Best part of the site: An interactive map that helps you to find jobs in specific areas.
This is a VA site run by the Veteran Employment Services Office, but it also connects to third-party websites that advertise employment opportunities. It lists federal job vacancies as well as private sector jobs that have a veteran focus.
Best part of the site: Virtual training for job seekers. Everything from how to use action verbs in your resume to a tool that helps translate your military experience into civilian language.
Feds Hire Vets is run by the Office of Personnel Management and has information for both job seekers and vets who are already employed in the government. This site should be the first stop for anyone who wants information on how the Veterans Preference applies when looking for a government job. There is even a tab for Family Member Preference (Derived Preference).

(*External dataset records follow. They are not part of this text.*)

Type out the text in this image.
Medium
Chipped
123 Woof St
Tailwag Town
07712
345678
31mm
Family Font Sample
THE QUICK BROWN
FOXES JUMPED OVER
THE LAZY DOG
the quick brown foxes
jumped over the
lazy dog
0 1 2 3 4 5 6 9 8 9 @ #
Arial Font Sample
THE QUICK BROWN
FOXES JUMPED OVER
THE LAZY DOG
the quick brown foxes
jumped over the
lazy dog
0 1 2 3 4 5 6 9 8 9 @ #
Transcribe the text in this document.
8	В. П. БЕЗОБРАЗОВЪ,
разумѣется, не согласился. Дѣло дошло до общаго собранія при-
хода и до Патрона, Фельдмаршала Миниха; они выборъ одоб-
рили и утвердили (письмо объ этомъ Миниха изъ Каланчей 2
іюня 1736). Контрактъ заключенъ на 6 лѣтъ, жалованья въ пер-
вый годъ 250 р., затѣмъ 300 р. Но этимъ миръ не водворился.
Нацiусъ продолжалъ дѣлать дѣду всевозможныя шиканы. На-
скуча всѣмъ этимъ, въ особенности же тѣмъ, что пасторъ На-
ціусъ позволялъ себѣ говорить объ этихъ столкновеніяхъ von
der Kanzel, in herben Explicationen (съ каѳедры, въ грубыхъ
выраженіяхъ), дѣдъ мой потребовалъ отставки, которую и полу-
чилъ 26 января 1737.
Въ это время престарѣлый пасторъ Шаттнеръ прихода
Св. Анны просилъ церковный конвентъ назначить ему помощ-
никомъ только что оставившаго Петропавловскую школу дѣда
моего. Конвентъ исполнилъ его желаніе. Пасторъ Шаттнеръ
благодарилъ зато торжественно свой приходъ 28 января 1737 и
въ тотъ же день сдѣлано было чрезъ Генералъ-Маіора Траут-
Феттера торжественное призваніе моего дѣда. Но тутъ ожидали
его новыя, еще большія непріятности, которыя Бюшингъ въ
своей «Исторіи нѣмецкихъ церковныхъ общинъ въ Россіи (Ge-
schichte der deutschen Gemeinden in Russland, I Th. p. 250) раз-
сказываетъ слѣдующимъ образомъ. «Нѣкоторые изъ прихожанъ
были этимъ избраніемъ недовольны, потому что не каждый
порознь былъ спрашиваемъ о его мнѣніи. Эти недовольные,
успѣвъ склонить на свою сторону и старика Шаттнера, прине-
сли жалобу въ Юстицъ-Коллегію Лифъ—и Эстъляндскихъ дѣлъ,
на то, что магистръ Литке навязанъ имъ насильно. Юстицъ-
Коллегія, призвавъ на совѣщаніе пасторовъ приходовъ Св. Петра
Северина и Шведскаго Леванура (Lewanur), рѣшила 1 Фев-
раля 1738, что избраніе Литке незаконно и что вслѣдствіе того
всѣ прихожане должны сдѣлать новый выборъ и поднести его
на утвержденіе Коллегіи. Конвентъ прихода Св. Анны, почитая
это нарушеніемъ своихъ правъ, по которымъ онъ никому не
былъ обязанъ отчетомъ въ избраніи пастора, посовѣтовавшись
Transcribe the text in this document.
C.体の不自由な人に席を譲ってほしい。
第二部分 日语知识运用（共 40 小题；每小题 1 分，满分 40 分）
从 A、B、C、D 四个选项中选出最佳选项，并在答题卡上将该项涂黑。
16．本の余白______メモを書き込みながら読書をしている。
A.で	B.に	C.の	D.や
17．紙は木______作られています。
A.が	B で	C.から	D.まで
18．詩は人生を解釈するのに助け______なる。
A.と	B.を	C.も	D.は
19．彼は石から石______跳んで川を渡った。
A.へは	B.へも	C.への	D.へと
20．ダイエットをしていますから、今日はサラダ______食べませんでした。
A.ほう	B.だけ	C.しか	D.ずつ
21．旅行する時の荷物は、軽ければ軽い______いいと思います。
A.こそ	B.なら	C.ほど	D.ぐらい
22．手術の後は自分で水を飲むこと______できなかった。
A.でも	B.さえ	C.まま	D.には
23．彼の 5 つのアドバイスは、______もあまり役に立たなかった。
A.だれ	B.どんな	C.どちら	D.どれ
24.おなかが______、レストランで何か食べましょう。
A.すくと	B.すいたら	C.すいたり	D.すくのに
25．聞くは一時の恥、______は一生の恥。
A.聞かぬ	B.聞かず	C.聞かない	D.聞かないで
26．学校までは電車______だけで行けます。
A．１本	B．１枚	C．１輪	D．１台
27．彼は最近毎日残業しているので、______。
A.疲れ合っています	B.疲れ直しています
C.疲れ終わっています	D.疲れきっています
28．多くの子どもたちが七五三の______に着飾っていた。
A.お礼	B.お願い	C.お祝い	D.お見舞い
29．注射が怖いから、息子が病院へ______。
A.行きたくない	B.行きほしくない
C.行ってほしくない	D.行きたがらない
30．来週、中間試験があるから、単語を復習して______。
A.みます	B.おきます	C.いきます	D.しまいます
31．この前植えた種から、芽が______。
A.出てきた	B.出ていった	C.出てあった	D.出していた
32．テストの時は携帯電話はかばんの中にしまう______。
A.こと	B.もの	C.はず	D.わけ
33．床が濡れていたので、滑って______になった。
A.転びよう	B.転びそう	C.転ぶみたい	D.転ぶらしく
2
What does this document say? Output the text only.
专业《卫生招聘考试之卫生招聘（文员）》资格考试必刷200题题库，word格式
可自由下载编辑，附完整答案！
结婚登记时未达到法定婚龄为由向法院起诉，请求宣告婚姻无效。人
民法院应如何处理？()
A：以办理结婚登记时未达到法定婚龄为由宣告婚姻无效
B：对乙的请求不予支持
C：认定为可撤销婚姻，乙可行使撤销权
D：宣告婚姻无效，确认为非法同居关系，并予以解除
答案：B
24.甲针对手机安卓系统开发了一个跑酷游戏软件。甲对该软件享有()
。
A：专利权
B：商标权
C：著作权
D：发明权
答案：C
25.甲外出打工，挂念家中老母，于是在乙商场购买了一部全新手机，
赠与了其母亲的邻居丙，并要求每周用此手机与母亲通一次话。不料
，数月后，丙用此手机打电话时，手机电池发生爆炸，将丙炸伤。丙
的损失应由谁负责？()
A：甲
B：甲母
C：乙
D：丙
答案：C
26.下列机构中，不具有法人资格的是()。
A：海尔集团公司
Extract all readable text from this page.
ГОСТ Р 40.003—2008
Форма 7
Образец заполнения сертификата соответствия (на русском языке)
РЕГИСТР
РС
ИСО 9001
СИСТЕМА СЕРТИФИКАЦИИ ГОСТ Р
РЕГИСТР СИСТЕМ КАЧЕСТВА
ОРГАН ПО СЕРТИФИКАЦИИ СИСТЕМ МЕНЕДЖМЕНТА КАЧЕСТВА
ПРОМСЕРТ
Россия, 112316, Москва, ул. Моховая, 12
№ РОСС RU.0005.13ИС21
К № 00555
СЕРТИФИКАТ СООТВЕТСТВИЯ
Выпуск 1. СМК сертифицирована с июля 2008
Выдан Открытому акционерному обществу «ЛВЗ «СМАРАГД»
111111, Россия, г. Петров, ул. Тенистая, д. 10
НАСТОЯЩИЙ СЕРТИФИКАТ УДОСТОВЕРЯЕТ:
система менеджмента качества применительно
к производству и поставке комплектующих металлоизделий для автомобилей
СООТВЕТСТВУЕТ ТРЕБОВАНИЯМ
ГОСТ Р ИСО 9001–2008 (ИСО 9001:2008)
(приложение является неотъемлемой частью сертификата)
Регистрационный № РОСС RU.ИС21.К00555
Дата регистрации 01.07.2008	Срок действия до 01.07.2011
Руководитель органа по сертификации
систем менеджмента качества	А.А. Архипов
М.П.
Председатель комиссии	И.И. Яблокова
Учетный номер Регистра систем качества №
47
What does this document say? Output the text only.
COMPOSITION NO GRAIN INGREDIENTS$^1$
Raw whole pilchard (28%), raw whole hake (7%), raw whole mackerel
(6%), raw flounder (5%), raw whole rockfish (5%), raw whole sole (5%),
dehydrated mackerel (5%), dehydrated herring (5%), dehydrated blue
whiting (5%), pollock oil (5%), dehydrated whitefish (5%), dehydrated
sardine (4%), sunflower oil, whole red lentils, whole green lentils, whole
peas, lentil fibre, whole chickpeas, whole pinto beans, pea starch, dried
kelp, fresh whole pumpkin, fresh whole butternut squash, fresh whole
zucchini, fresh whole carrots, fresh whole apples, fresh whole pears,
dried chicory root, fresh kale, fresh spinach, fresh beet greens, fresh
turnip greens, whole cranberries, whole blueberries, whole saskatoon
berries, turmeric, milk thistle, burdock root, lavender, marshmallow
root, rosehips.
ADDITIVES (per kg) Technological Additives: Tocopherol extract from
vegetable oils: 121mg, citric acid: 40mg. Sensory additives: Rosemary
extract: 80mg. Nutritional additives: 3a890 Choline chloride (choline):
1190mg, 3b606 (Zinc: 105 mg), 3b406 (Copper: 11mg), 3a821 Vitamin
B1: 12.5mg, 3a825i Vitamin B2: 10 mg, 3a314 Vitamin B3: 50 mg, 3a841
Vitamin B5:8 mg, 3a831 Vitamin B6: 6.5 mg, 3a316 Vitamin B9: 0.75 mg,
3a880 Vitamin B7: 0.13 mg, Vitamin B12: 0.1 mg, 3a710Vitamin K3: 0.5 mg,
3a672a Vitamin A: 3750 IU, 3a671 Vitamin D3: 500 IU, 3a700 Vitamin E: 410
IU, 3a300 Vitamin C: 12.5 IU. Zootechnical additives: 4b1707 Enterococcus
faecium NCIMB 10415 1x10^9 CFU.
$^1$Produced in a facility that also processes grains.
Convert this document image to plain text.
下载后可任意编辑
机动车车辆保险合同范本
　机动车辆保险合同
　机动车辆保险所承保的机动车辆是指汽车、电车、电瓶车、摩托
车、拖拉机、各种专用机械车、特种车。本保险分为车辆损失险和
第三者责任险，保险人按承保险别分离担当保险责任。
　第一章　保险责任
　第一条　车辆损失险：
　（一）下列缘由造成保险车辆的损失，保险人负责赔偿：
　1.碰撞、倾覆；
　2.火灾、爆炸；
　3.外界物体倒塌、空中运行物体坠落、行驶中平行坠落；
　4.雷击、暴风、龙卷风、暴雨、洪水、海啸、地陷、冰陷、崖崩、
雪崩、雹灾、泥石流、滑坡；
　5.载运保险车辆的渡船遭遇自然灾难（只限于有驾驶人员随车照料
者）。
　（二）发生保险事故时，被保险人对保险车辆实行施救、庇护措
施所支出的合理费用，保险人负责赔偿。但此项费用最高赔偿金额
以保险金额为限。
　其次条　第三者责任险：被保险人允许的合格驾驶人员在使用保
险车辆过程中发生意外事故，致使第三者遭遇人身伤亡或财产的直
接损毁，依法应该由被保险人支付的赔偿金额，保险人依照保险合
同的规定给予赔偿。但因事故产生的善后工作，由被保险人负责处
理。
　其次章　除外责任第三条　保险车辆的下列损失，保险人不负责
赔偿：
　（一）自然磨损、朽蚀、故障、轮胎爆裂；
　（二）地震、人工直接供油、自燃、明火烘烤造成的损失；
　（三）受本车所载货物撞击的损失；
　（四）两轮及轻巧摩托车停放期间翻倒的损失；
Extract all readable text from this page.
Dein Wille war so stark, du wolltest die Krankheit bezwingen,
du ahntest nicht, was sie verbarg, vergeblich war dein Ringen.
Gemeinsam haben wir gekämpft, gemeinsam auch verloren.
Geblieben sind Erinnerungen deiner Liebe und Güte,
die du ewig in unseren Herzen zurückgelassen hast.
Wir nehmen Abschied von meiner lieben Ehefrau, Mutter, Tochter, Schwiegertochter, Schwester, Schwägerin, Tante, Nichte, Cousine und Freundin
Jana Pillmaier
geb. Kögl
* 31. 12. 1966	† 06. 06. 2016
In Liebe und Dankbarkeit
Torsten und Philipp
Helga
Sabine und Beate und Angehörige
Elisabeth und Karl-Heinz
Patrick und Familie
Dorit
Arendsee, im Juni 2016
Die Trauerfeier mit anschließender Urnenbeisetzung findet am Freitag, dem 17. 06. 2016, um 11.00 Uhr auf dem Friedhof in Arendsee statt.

Best part of the site: The agency directory tab lists the name, email and phone number of the person who runs the veteran employment program for each organization. If there are specific recruitment initiatives going on, you can find that information here as well.
If you’re looking for options, this site is for you. Sponsored by the Department of Labor, the site lets you search for jobs in three ways: key word searches, browse by industry or you can look by using your military classification.
Best part of the site: It’s hard to pick just one thing; there are so many useful parts to this website.
The O*NET Interest Profiler is very interesting– you answer 60 questions that sort your interests into six categories: Realistic, Investigative, Artistic, Social, Enterprising and Conventional. Then you can separate jobs by the amount of preparation or schooling you have or are willing to go through.
The final report tells you exactly what skills, knowledge and abilities you need for each specific job. At the bottom of the report you can see the education level for each job, the job outlook and salary information. It even has links to get you going on your job hunt.